At the same time, some indicators characterizing the state of the economy stopped growing already back in 2013, when the average price of Urals oil was $107,9 per barrel.
''All previous crises in Russia occurred simultaneously with the crises of the world economy. The specifics of 2014-2015 is that no crisis was in the world economy: America was growing, Europe was growing, China was growing, India was growing, but we were falling,'' says economist Sergey Khestanov.
In addition, the crisis of 2014-2015 was the first crisis in which geopolitics manifested itself, ''Both in 1998 and in 2008, the attitude towards Russia, in general, was benevolent, it had never occurred to anyone that there would be any sanctions,'' he adds.
The decade and a half that passed since the late nineties was successful for the Russian economy: the country's GDP grew almost continuously from 1999 to 2014 inclusive. The model based on raw materials exports worked and gave certain results — in the fight against poverty, the formation of the middle class.
The share of poor households decreased 2,7-fold from 29% (42,3 million people) to 10,8% (15,5 million people) from 2000 to 2013. In the 2000s it was the period of formation of the system of consumer and mortgage lending. Gradually, the level of welfare of citizens increased: in 2000, it was an average of 19,2 square metres of housing per inhabitant, in 2013- 23,4 metres; almost a third of Russians had private cars before the crisis.
However, the worked-out model gradually began to fail. This became apparent in 2013, when industrial growth slowed from 2,6% a year earlier to 0,3%; investments in fixed assets fell by 0,3% after an increase of 6,7% in 2012; the dynamics of retail trade turnover decreased from 5,9% to 3,9%.
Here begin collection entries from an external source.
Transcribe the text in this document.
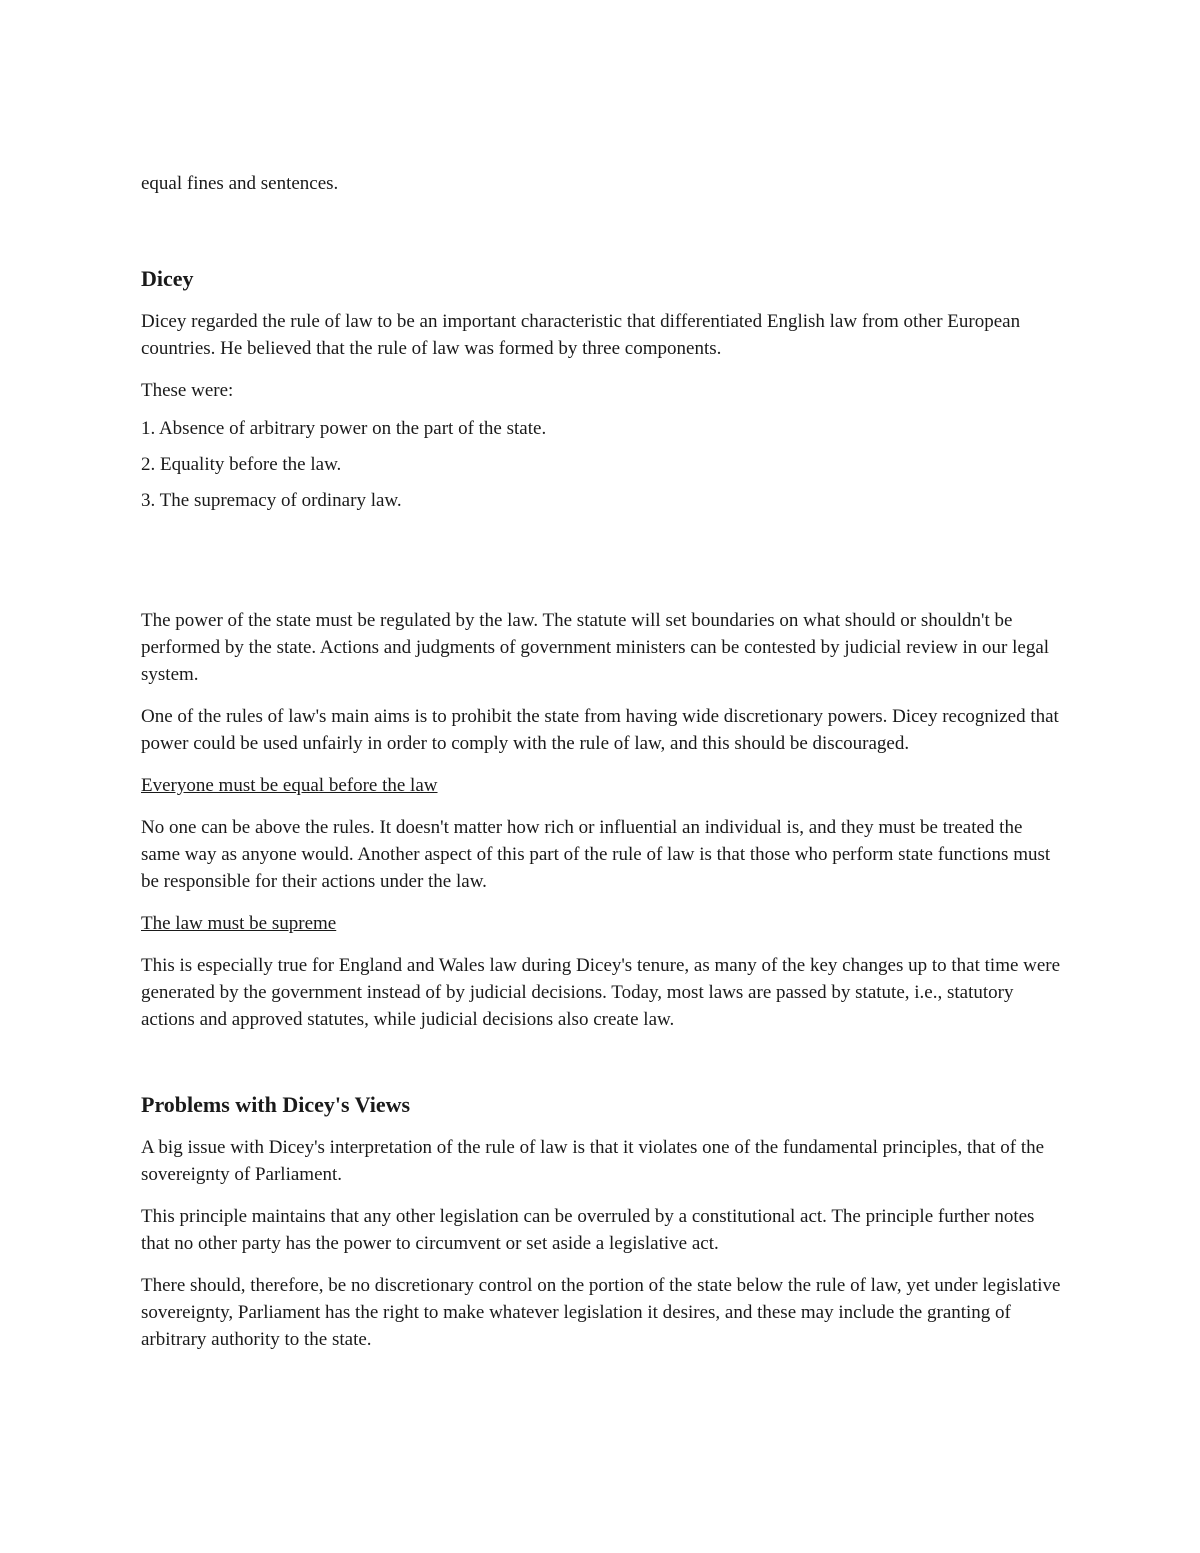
equal fines and sentences.

Dicey

Dicey regarded the rule of law to be an important characteristic that differentiated English law from other European countries. He believed that the rule of law was formed by three components.

These were:

1. Absence of arbitrary power on the part of the state.

2. Equality before the law.

3. The supremacy of ordinary law.

The power of the state must be regulated by the law. The statute will set boundaries on what should or shouldn't be performed by the state. Actions and judgments of government ministers can be contested by judicial review in our legal system.

One of the rules of law's main aims is to prohibit the state from having wide discretionary powers. Dicey recognized that power could be used unfairly in order to comply with the rule of law, and this should be discouraged.

Everyone must be equal before the law

No one can be above the rules. It doesn't matter how rich or influential an individual is, and they must be treated the same way as anyone would. Another aspect of this part of the rule of law is that those who perform state functions must be responsible for their actions under the law.

The law must be supreme

This is especially true for England and Wales law during Dicey's tenure, as many of the key changes up to that time were generated by the government instead of by judicial decisions. Today, most laws are passed by statute, i.e., statutory actions and approved statutes, while judicial decisions also create law.

Problems with Dicey's Views

A big issue with Dicey's interpretation of the rule of law is that it violates one of the fundamental principles, that of the sovereignty of Parliament.

This principle maintains that any other legislation can be overruled by a constitutional act. The principle further notes that no other party has the power to circumvent or set aside a legislative act.

There should, therefore, be no discretionary control on the portion of the state below the rule of law, yet under legislative sovereignty, Parliament has the right to make whatever legislation it desires, and these may include the granting of arbitrary authority to the state.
The reason for this slowdown, according to the ministry of economic development, was a decline in prices and demand for major Russian goods: in the first half of 2013 Urals oil cost by 4,9% less than in January-June 2012; gas fell by 8,7%, aluminium — by 7,7%, copper — by 6,8%, and nickel — by 12,4%.
On 6 December 2013, Prime Minister Dmitry Medvedev at a meeting with journalists of five TV channels admitted that the situation in the economy was ''quite complex'' — like in most developed and rapidly developing countries: ''I've recently used this term — acid state.'' Nevertheless, he encouraged, Russia has economic growth (''however, small''), and ''maybe even better situation than in Europe and in a number of other countries''.
The ministry of economic development also kept a usual optimistic stance. In its initial basic macro forecast, published on 23 October 2013, it was said that in 2014-2016 the price of oil would not fall below $100 per barrel, and the economy would grow by 3-3,3% a year. Two months later, on 27 December 2013, the ministry clarified the forecast: expectations for GDP growth in 2014 were reduced to 2,5%. But neither one nor the other forecast was destined to come true.